12 marca poseł PiS Dariusz Matecki został przeniesiony z Warszawy do aresztu w Radomiu. Tam polityk trafił na oddział szpitalny.

Matecki ma być w szpitalu poza aresztem w Radomiu

"Mogę potwierdzić, że Pan Poseł Dariusz Matecki przebywa na oddziale szpitalnym Aresztu Śledczego w Radomiu ze względu na chorobę. Ma zapewnioną stałą opiekę medyczną. Co do szczegółowych informacji dot. choroby będę je mógł przekazać wyłącznie za zgodą Rodziny Pana Posła" – przekazał wówczas w serwisie X poseł Mariusz Gosek.
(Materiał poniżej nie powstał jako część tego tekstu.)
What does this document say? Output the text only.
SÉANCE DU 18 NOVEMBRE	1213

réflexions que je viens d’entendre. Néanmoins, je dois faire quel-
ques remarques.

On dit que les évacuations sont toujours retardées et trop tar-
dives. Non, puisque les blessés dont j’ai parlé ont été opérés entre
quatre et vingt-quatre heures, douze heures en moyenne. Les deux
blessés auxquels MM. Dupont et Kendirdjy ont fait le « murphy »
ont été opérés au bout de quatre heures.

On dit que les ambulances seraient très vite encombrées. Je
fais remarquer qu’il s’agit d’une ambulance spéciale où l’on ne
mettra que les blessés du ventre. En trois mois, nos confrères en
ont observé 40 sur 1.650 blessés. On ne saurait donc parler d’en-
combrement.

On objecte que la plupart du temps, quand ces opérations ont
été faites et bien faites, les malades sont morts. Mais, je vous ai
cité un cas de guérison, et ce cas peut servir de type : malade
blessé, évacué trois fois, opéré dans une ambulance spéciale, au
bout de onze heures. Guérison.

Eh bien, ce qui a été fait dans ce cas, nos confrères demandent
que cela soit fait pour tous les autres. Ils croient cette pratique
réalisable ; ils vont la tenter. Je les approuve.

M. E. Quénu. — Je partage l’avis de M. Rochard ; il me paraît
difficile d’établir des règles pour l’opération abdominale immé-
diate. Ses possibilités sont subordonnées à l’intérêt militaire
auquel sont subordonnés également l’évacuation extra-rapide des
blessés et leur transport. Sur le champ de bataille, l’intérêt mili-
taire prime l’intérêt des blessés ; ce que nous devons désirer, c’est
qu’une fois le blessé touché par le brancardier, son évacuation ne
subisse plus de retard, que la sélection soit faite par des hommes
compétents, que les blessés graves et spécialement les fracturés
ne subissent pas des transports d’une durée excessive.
Teraz, jak podaje telewizja Republika, miał trafić do szpitala poza aresztem w Radomiu. Stacja publikuje też zdjęcie polityka, który jest wieziony na wózku przez funkcjonariuszy.

O sprawie polityka 12 marca naszej redakcji mówił prok. Przemysław Nowak, rzecznik prasowy Prokuratury Krajowej.

Obecnie prowadzone jest w sprawie Dariusza M. postępowanie przygotowawcze, a więc postępowanie przed prokuratorem. To nie jest jeszcze "proces", a więc postępowanie przed sądem. Aby był proces, musi być najpierw akt oskarżenia – przypomniał w rozmowie z naTemat.pl prok. Przemysław Nowak.

– Niestety nie jestem panu w stanie powiedzieć, czy i kiedy będzie akt oskarżenia, tym bardziej kiedy zacznie się proces i ile potrwa. Nie ma tu żadnych sztywnych terminów. Mogę jedynie wskazać, iż śledztwo w tym wątku jest zaawansowane dowodowo, więc jest to raczej kwestia miesięcy niż lat – dodał prok. Nowak.

Matecki został zatrzymany 7 marca przez funkcjonariuszy ABW w drodze do siedziby Prokuratury Krajowej. Posłowi PiS cały czas towarzyszyły kamery stacji Republika, które nagrywało zatrzymanie.

– To zatrzymanie było konieczne z uwagi na zachodzącą obawę bezprawnego utrudniania postępowania oraz potrzebę niezwłocznego zastosowania środków zapobiegawczych. To są przesłanki kodeksowe do zatrzymania osoby podejrzanej  – poinformował wówczas media prok. Przemysław Nowak. Podkreślił, że są dowody na "próby mataczenia".